Most church members realize, however, that the church will never return to what it was, and this understanding creates an even more damaging mentality — that the church’s best days are in the past.  Like an old ballplayer reminiscing about his playing days, a church can see not only that former place-and-time success as unrecoverable, but also believe that once these “prime years” have passed, the future holds nothing but further decline.  The story of the church has already been written; we are living in the epilogue.  And so nostalgia can become poisonous.

So how does a pastor lead his church away from this mentality?

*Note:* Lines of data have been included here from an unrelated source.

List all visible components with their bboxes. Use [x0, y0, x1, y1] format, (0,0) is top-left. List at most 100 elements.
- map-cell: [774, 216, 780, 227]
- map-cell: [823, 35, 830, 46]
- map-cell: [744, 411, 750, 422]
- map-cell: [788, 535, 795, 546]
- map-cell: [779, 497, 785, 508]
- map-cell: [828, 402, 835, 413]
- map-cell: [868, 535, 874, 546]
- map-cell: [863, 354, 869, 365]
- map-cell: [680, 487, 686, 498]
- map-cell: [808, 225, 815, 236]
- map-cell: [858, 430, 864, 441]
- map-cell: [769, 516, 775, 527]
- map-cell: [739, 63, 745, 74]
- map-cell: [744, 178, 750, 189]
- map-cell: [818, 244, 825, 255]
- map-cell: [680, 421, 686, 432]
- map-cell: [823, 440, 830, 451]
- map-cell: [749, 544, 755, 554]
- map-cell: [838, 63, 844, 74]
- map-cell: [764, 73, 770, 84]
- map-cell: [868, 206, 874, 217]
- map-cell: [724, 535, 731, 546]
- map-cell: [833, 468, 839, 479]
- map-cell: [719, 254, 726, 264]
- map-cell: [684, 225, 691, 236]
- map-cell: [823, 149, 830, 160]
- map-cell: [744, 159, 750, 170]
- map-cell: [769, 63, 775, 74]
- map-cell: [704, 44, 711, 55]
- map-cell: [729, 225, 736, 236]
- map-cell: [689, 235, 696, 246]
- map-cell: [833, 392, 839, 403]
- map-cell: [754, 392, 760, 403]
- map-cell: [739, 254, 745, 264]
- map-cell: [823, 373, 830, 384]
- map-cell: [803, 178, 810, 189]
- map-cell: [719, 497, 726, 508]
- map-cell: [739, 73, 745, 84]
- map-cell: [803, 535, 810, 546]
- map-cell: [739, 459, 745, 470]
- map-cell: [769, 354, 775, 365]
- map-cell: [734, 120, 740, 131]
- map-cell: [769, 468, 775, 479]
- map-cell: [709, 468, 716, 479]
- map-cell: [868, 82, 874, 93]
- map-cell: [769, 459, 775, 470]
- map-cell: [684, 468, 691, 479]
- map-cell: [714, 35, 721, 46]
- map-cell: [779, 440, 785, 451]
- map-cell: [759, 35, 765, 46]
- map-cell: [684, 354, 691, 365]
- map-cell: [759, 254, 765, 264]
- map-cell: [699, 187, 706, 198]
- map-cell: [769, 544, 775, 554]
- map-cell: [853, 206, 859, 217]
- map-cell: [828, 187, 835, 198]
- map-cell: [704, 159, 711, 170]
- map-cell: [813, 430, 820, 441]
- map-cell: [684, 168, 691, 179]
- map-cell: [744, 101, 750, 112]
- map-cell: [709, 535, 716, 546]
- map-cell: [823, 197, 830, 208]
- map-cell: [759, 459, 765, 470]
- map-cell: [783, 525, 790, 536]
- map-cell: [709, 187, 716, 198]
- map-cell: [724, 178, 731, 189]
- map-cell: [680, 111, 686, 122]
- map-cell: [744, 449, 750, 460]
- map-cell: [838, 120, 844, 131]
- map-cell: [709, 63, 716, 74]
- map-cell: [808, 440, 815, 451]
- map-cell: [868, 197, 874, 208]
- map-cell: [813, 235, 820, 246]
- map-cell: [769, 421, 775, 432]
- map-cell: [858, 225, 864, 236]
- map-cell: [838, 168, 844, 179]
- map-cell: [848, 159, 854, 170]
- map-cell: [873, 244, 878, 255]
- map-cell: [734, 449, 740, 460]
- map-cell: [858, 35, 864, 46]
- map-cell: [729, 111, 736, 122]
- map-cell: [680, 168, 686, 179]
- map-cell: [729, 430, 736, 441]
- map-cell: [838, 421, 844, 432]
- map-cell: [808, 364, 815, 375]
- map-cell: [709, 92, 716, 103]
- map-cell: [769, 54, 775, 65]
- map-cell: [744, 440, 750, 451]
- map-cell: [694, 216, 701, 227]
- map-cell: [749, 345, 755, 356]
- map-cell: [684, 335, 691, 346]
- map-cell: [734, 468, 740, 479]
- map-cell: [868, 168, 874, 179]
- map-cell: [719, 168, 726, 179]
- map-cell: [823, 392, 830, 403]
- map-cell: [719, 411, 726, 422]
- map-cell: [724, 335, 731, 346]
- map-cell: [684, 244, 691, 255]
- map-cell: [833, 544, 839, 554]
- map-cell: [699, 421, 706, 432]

One approach that doesn’t work is to try to intentionally poke holes in the memory of the golden past.  It’s hard on a pastor’s ego to realize that your tenure will never be considered “the good old days.”  But even if a pastor can discern evidence of what was unhealthy in the church in its bygone era, there is no point in arguing with people about whether it was all it was cracked up to be or not.  He wasn’t there.  He didn’t experience the church in these years, so he has no real basis for judgment.  It is healthy for a church to consider the sins of the past in order to repent and ask forgiveness, but these are discoveries that the Holy Spirit must reveal directly to God’s people.  Our job as pastor, with regard to the past, is to celebrate it out of thanksgiving to God.  After all, the things God did in the church in the past is the reason there is a church to lead today.

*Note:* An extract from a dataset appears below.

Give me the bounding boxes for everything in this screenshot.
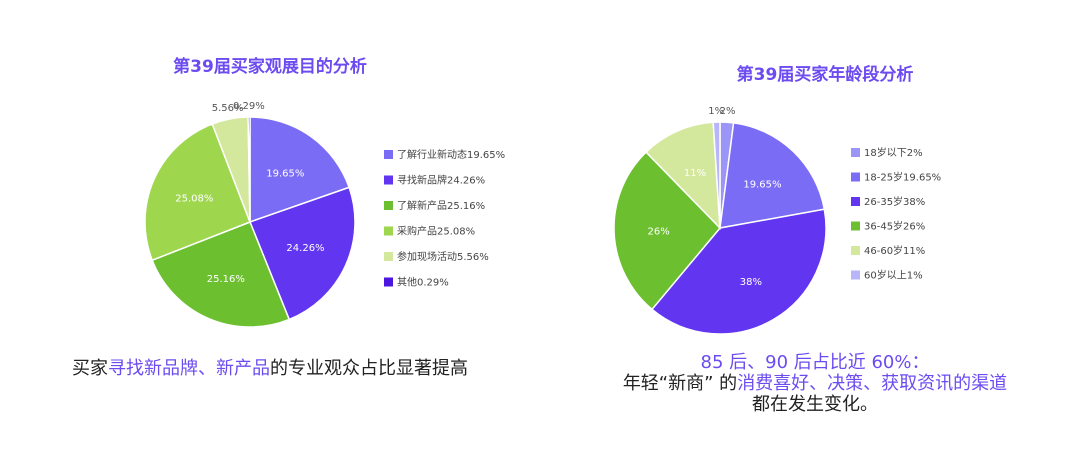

So how does a church celebrate the past without living there?

I think it comes down to something a veteran small-town pastor friend of mine told me recently: the reason all the history we celebrate at an event like homecoming matters is because of what God continues to do today.  One of the main reasons we celebrate our heritage is because it has defined and led us to where we are now.  And God is still doing His work.

To me, that was the greatest blessing of homecoming weekend.  Through all of the testimonies shared, it was clear that God’s work through our church is continuing all over the state and country.  People were not just coming back because they missed small-town simplicity; they wanted to pay homage to the fellowship where they first came to know the Lord Jesus, who is still active in their lives today.  Many eagerly gave to our Alaska missions, as well as to the regular offering, so that the work of God would continue.  We not only looked back with gratitude, we looked forward with hope.

Only our Father knows what lies ahead for our church.  My task is to point our people forward in anticipation for what God still has in store, while being grateful for the journey that has led us here.